Naturally, on the example of the history of the main character the viewer comes to the logical conclusion that it is impossible to turn a person into a cyborg violently. But, at the same time, there is promotion of the idea that the voluntary “improvement” of one’s body is a good choice, and this is an excellent practice that allows to significantly expand a person’s possibilities in all spheres – from work and to personal life. In addition, we clearly see that this “free choice” is actively imposed on a person through the widespread advertisement of so-called “improvements” in the film universe.

film prizrak v dospehah 2017 prodvizhenie ideologii transgumanizma 4 Ghost in the Shell (2017) Promotion the ideology of transhumanism

Herewith, the film regularly comes up with thoughts about the soul, humanity, feelings, it says that the Mira is not a robot, that there is a future behind such people, that it is necessary to protect humanism, the law and much more. But all this rhetoric is shown very blurry, and its main goal is to lead the viewer away from the main question that should be repeated in this review. “Is human nature perfect, or its organism not ideal and it can and should be improved?”.

This question is not disclosed in the film, but through the background components of the central plot, vocabulary and lifestyle of the “future city”, the viewer is imposed a ready-made view that “a person is imperfect and can and should be improved by technical means until the human body is completely replaced and further transition of consciousness to artificial media “(Kudze line). This phrase is the essence of the ideology of transhumanism, which is sufficiently veiled by the film, not through direct announcement, but trying to take the viewer’s attention to minor issues and introducing this idea without critical thinking. It is very indicative that the logo of the film contains the triangle in the very center, as a kind of printing of customers.

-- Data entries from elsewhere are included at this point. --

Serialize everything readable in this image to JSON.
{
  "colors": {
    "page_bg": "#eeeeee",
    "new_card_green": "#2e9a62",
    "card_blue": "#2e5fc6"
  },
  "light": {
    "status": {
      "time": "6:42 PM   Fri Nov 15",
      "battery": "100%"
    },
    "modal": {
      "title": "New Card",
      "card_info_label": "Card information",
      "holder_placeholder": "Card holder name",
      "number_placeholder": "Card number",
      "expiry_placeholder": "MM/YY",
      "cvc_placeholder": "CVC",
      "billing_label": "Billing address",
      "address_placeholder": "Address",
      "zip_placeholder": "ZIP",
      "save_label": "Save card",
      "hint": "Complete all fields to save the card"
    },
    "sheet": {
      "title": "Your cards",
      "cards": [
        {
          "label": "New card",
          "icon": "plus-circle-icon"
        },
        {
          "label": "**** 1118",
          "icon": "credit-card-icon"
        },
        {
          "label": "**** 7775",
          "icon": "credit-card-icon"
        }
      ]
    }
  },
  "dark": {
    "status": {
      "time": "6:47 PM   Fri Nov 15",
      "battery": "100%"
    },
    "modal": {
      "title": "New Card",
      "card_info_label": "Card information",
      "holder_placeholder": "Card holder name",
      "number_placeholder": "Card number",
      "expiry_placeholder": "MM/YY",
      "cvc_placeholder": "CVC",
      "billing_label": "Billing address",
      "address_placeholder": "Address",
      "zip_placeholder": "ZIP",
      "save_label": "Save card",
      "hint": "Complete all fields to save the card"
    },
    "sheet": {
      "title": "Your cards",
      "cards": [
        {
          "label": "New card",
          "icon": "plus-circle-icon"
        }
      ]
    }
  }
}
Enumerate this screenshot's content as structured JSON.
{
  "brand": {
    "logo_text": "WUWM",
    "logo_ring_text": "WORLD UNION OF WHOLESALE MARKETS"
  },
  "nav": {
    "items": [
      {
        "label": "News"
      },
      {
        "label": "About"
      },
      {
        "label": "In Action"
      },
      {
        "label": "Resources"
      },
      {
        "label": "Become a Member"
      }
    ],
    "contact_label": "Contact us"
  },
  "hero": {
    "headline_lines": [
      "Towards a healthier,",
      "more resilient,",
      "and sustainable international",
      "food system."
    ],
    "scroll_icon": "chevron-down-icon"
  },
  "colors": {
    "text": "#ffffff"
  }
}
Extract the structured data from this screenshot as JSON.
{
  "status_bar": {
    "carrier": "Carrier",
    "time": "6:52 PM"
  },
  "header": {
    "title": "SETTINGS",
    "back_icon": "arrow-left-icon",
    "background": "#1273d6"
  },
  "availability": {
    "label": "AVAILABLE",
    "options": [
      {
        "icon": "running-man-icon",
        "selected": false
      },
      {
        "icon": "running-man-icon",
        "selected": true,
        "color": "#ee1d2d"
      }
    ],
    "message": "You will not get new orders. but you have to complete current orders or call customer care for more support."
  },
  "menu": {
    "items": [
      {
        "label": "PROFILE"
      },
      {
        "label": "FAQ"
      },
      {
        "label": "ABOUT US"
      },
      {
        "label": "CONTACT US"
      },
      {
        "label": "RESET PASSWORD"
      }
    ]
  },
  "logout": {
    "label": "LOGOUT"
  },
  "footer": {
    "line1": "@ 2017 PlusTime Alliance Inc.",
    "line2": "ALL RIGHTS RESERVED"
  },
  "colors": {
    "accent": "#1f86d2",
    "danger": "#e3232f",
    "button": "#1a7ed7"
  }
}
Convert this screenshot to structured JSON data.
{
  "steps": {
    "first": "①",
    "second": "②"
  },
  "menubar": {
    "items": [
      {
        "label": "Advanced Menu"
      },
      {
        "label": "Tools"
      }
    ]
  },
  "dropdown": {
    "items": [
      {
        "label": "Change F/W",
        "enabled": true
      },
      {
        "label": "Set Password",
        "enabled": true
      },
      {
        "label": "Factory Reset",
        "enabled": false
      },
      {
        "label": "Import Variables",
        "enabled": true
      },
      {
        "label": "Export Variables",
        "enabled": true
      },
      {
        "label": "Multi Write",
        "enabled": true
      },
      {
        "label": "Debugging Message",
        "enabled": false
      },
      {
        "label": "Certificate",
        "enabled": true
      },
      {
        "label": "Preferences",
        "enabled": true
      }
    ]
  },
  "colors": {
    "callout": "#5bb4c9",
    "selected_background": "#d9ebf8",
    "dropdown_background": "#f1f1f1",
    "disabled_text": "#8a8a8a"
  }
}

Whether you share these views and want to live in such a world (which will in fact be much more cruel and inhuman than it is depicted in the film), each reader can decide for himself, based on his own morality and understanding of the prospects for human development.

Drugs

"Improved" people of the future regularly use alcohol and tobacco.

Sex

In significant part of the episodes the main character is shown without any clothes, while her silhouette is the silhouette of a naked woman, but since she is still a cyborg, her sexual organs are absent. Nevertheless, many scenes develop very rapidly, and in all combat episodes, Mira throw off all her clothes, and in the minds of the viewer there is a feeling that a naked woman is fighting. Such a peculiar mixture of violence and pornography (it cannot be called erotica).

Violence

A lot of scenes of violence and murders.

Moral

The film “Ghost in the Shell” promotes the ideology of transhumanism, convincing the viewer that human is imperfect and, for the sake of further development, one must abandon his nature by combining himself with a computer and turning into a cyborg. The insertion of implants into the human body (for which the term “improvements” is manipulatively used in the film) is shown in a positive light.